Мне показалось, что он меня понял, хотя и не подал виду. Повернулся и
ушел. В городе он сумел развеяться и возвратился сытый и усталый. Клодии еще
не было. Он лег на кушетку и поинтересовался:
"Ты похоронил их?"
"С ними все кончено, - ответил я, стараясь даже не думать о том, что их
останки сгорели в кухонной печи. - Но остались еще отец и брат, с ними надо
разобраться", - добавил я с опаской: вдруг он вспылит?
Я хотел поскорее покончить с этим делом и обо всем забыть. Но Лестат
сказал, что отца и брата уже нет в живых: сегодня к ним на ужин пожаловала
смерть, забрала свое и помолилась за упокой их душ.
"Вино, - проворчал он и провел пальцами по губам. - Они были пьяные. По
дороге домой я выстукивал тростью по оградам забавную мелодию. - Он
рассмеялся. - Но я не люблю вина. У меня от него голова кружится.
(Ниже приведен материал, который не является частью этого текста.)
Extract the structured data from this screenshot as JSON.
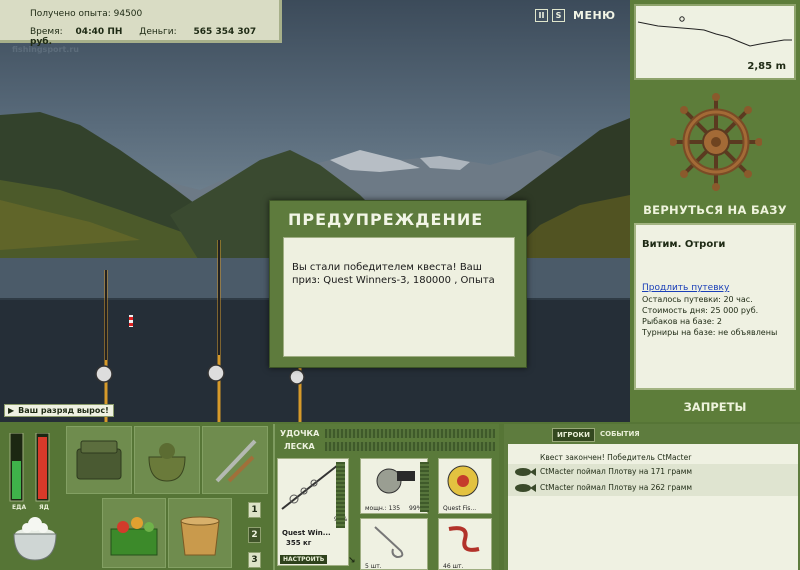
{
  "hud": {
    "exp_label": "Получено опыта:",
    "exp_value": "94500",
    "time_label": "Время:",
    "time_value": "04:40 ПН",
    "money_label": "Деньги:",
    "money_value": "565 354 307 руб.",
    "watermark": "fishingsport.ru"
  },
  "top_buttons": {
    "pause": "II",
    "sound": "S",
    "menu": "МЕНЮ"
  },
  "depth": {
    "value": "2,85 m"
  },
  "right": {
    "back_to_base": "ВЕРНУТЬСЯ НА БАЗУ",
    "location_name": "Витим. Отроги",
    "extend_link": "Продлить путевку",
    "trip_left": "Осталось путевки: 20 час.",
    "day_cost": "Стоимость дня: 25 000 руб.",
    "fishers": "Рыбаков на базе: 2",
    "tournaments": "Турниры на базе: не объявлены",
    "bans": "ЗАПРЕТЫ"
  },
  "modal": {
    "title": "ПРЕДУПРЕЖДЕНИЕ",
    "message": "Вы стали победителем квеста! Ваш приз: Quest Winners-3, 180000 , Опыта"
  },
  "notification": {
    "text": "Ваш разряд вырос!"
  },
  "status": {
    "eat_label": "ЕДА",
    "poison_label": "ЯД",
    "food_level": 0.6,
    "poison_level": 0.97
  },
  "slots": {
    "numbers": [
      "1",
      "2",
      "3"
    ]
  },
  "rod": {
    "rod_label": "УДОЧКА",
    "line_label": "ЛЕСКА",
    "rod_name": "Quest Win...",
    "rod_weight": "355 кг",
    "rod_percent": "99%",
    "reel_power": "мощн.: 135",
    "reel_percent": "99%",
    "line_name": "Quest Fis...",
    "hooks_count": "5 шт.",
    "bait_count": "46 шт.",
    "setup_button": "НАСТРОИТЬ"
  },
  "chat": {
    "tab_players": "ИГРОКИ",
    "tab_events": "СОБЫТИЯ",
    "messages": [
      "Квест закончен! Победитель CtMacter",
      "CtMacter поймал Плотву на 171 грамм",
      "CtMacter поймал Плотву на 262 грамм"
    ]
  },
  "colors": {
    "panel_green": "#5d7d3a",
    "light_panel": "#eff1e2",
    "link_blue": "#1a3fb8"
  }
}
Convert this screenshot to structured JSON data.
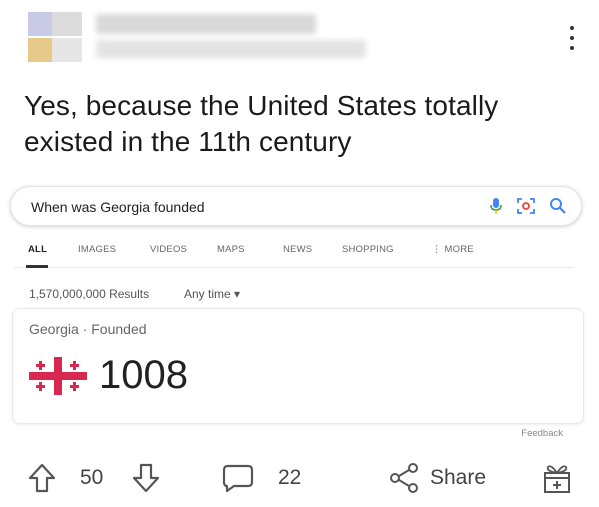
{
  "post": {
    "title": "Yes, because the United States totally existed in the 11th century"
  },
  "search": {
    "query": "When was Georgia founded"
  },
  "tabs": [
    {
      "label": "ALL",
      "active": true
    },
    {
      "label": "IMAGES"
    },
    {
      "label": "VIDEOS"
    },
    {
      "label": "MAPS"
    },
    {
      "label": "NEWS"
    },
    {
      "label": "SHOPPING"
    },
    {
      "label": "⋮ MORE"
    }
  ],
  "results": {
    "count": "1,570,000,000 Results",
    "filter": "Any time ▾"
  },
  "answer": {
    "label": "Georgia · Founded",
    "value": "1008",
    "feedback": "Feedback",
    "flag_colors": {
      "background": "#ffffff",
      "cross": "#d8284f"
    }
  },
  "actions": {
    "upvotes": "50",
    "comments": "22",
    "share_label": "Share"
  },
  "icons": [
    "kebab-menu-icon",
    "microphone-icon",
    "camera-scan-icon",
    "search-icon",
    "upvote-icon",
    "downvote-icon",
    "comment-icon",
    "share-icon",
    "gift-icon"
  ]
}
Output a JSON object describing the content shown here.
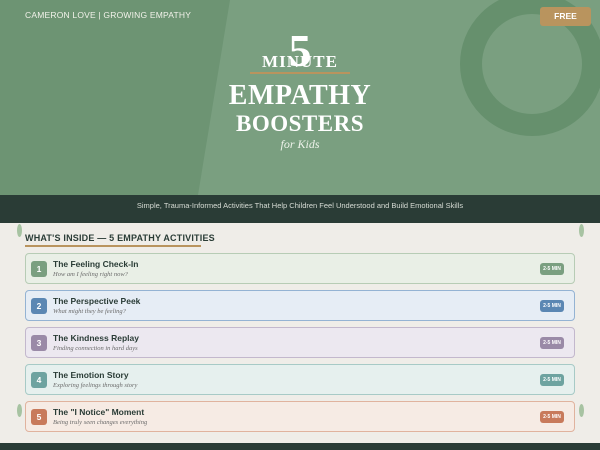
{
  "header": {
    "brand": "CAMERON LOVE  |  GROWING EMPATHY",
    "free_label": "FREE"
  },
  "hero": {
    "number": "5",
    "minute": "MINUTE",
    "title_line1": "EMPATHY",
    "title_line2": "BOOSTERS",
    "subtitle": "for Kids"
  },
  "tagline": "Simple, Trauma-Informed Activities That Help Children Feel Understood and Build Emotional Skills",
  "section": {
    "heading": "WHAT'S INSIDE  —  5 EMPATHY ACTIVITIES"
  },
  "activities": [
    {
      "num": "1",
      "title": "The Feeling Check-In",
      "subtitle": "How am I feeling right now?",
      "badge": "2-5 MIN",
      "color": "#7a9f80",
      "bg": "#e9efe6",
      "border": "#b7ccb5"
    },
    {
      "num": "2",
      "title": "The Perspective Peek",
      "subtitle": "What might they be feeling?",
      "badge": "2-5 MIN",
      "color": "#5b87b3",
      "bg": "#e6edf5",
      "border": "#94b3d3"
    },
    {
      "num": "3",
      "title": "The Kindness Replay",
      "subtitle": "Finding connection in hard days",
      "badge": "2-5 MIN",
      "color": "#9a8aa7",
      "bg": "#ece8f0",
      "border": "#c3b8cd"
    },
    {
      "num": "4",
      "title": "The Emotion Story",
      "subtitle": "Exploring feelings through story",
      "badge": "2-5 MIN",
      "color": "#6ea3a0",
      "bg": "#e6f0ee",
      "border": "#a7cac6"
    },
    {
      "num": "5",
      "title": "The \"I Notice\" Moment",
      "subtitle": "Being truly seen changes everything",
      "badge": "2-5 MIN",
      "color": "#c87a5b",
      "bg": "#f6ebe4",
      "border": "#e0b39e"
    }
  ]
}
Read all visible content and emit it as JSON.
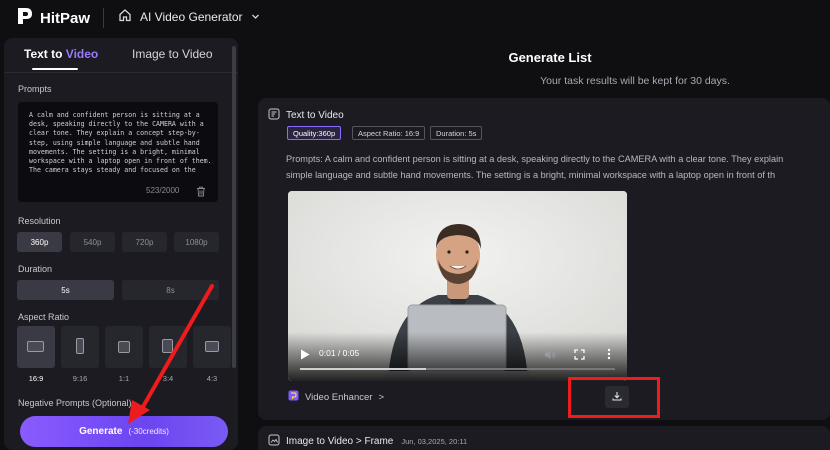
{
  "app": {
    "brand": "HitPaw",
    "product": "AI Video Generator"
  },
  "left_panel": {
    "tabs": [
      {
        "label_prefix": "Text to ",
        "label_accent": "Video",
        "active": true
      },
      {
        "label": "Image to Video",
        "active": false
      }
    ],
    "prompts_label": "Prompts",
    "prompt_text": "A calm and confident person is sitting at a desk, speaking directly to the CAMERA with a clear tone. They explain a concept step-by-step, using simple language and subtle hand movements. The setting is a bright, minimal workspace with a laptop open in front of them. The camera stays steady and focused on the",
    "prompt_counter": "523/2000",
    "resolution_label": "Resolution",
    "resolutions": [
      "360p",
      "540p",
      "720p",
      "1080p"
    ],
    "resolution_selected": "360p",
    "duration_label": "Duration",
    "durations": [
      "5s",
      "8s"
    ],
    "duration_selected": "5s",
    "aspect_label": "Aspect Ratio",
    "aspect_ratios": [
      "16:9",
      "9:16",
      "1:1",
      "3:4",
      "4:3"
    ],
    "aspect_selected": "16:9",
    "negative_label": "Negative Prompts (Optional)",
    "generate_label": "Generate",
    "generate_credits": "(-30credits)"
  },
  "main": {
    "title": "Generate List",
    "subtitle": "Your task results will be kept for 30 days.",
    "task1": {
      "type": "Text to Video",
      "chips": [
        "Quality:360p",
        "Aspect Ratio: 16:9",
        "Duration: 5s"
      ],
      "prompt_line1": "Prompts:  A calm and confident person is sitting at a desk, speaking directly to the CAMERA with a clear tone. They explain",
      "prompt_line2": "simple language and subtle hand movements. The setting is a bright, minimal workspace with a laptop open in front of th",
      "video_time": "0:01 / 0:05",
      "video_progress": 0.4,
      "enhancer_label": "Video Enhancer",
      "enhancer_chevron": ">"
    },
    "task2": {
      "type": "Image to Video > Frame",
      "date": "Jun, 03,2025, 20:11"
    }
  },
  "colors": {
    "accent": "#8a5cff",
    "highlight": "#ee1c1c"
  },
  "icons": {
    "logo": "hitpaw-logo-icon",
    "home": "home-icon",
    "dropdown": "chevron-down-icon",
    "trash": "trash-icon",
    "task": "task-icon",
    "play": "play-icon",
    "volume": "volume-icon",
    "fullscreen": "fullscreen-icon",
    "more": "more-vertical-icon",
    "enhancer": "enhancer-icon",
    "download": "download-icon"
  }
}
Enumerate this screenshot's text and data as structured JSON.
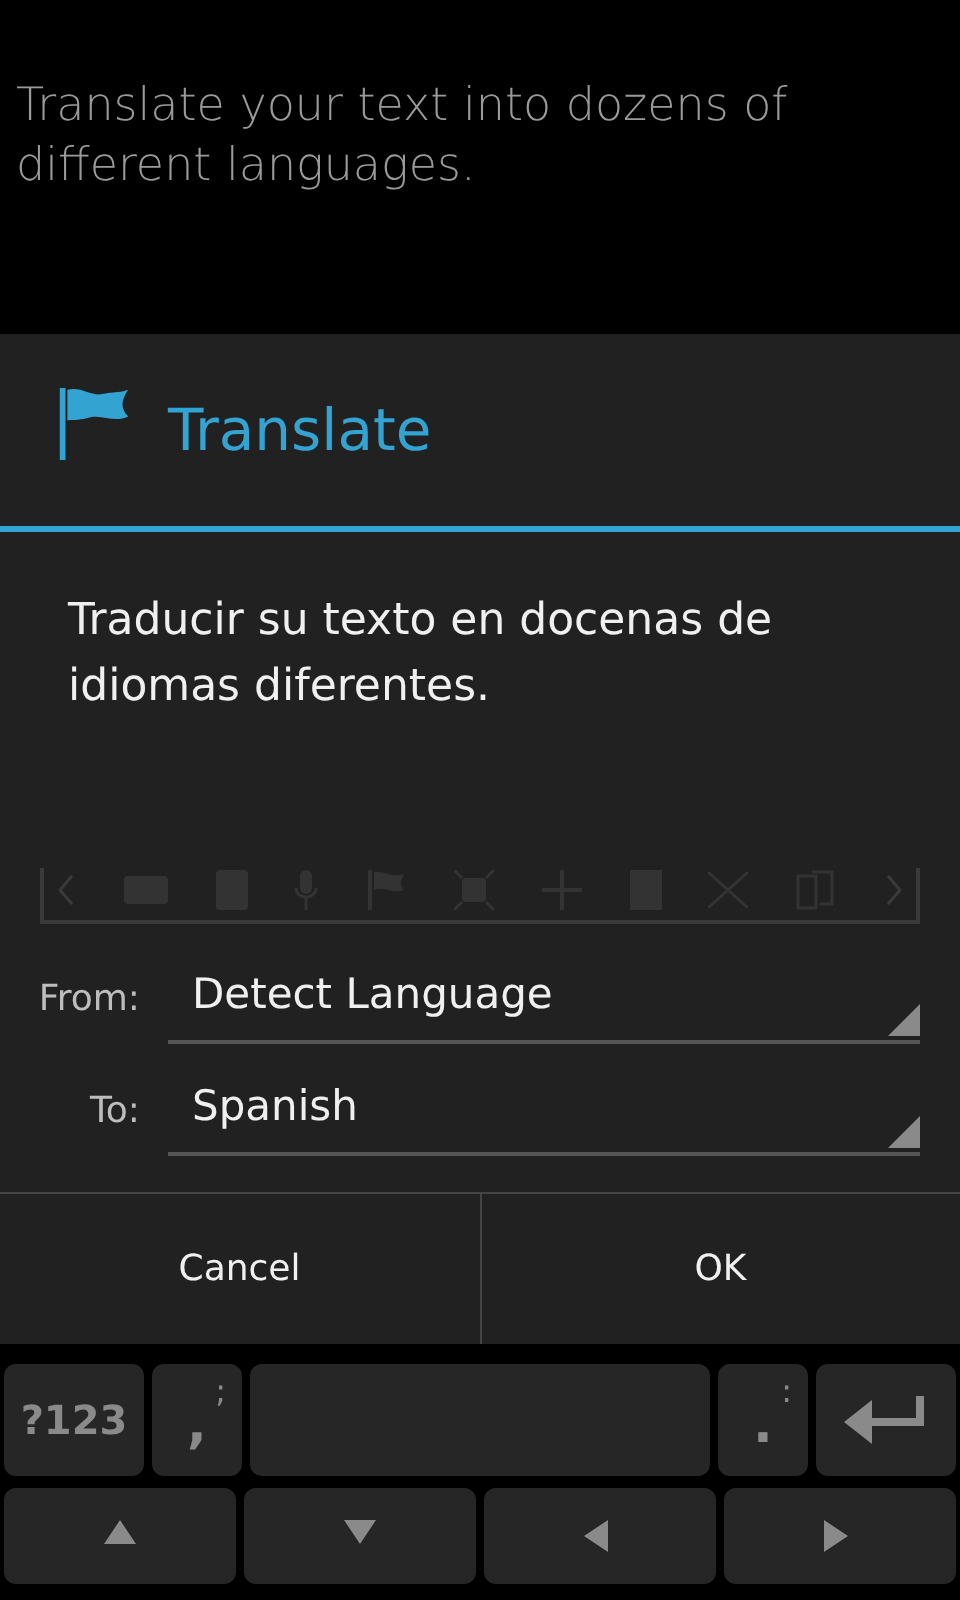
{
  "background_text": "Translate your text into dozens of different languages.",
  "dialog": {
    "title": "Translate",
    "message": "Traducir su texto en docenas de idiomas diferentes.",
    "fields": [
      {
        "label": "From:",
        "value": "Detect Language"
      },
      {
        "label": "To:",
        "value": "Spanish"
      }
    ],
    "buttons": [
      "Cancel",
      "OK"
    ]
  },
  "keyboard": {
    "rows": [
      [
        {
          "kind": "text",
          "label": "?123"
        },
        {
          "kind": "punct",
          "label": ",",
          "alt": ";"
        },
        {
          "kind": "space"
        },
        {
          "kind": "punct",
          "label": ".",
          "alt": ":"
        },
        {
          "kind": "enter"
        }
      ],
      [
        {
          "kind": "up"
        },
        {
          "kind": "down"
        },
        {
          "kind": "left"
        },
        {
          "kind": "right"
        }
      ]
    ]
  }
}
А у тебя?"
Он посмотрел на меня, и я вынужден был улыбнуться в ответ, чтобы не
испортить ему настроение. Вино развеселило его, он смотрел на меня спокойно
и добродушно. Я наклонился и прошептал:
"Я слышу шаги Клодии. Будь с ней помягче, все уже позади".
Отворилась дверь, и она вошла. Ленты ее шляпки развязались, маленькие
ботинки облепила грязь. Я настороженно следил за ними - Лестат лежал и
ухмылялся, она, казалось, его не замечала. Клодия прижимала к груди букет
белых хризантем, такой огромный, что рядом с ним казалась совсем маленькой.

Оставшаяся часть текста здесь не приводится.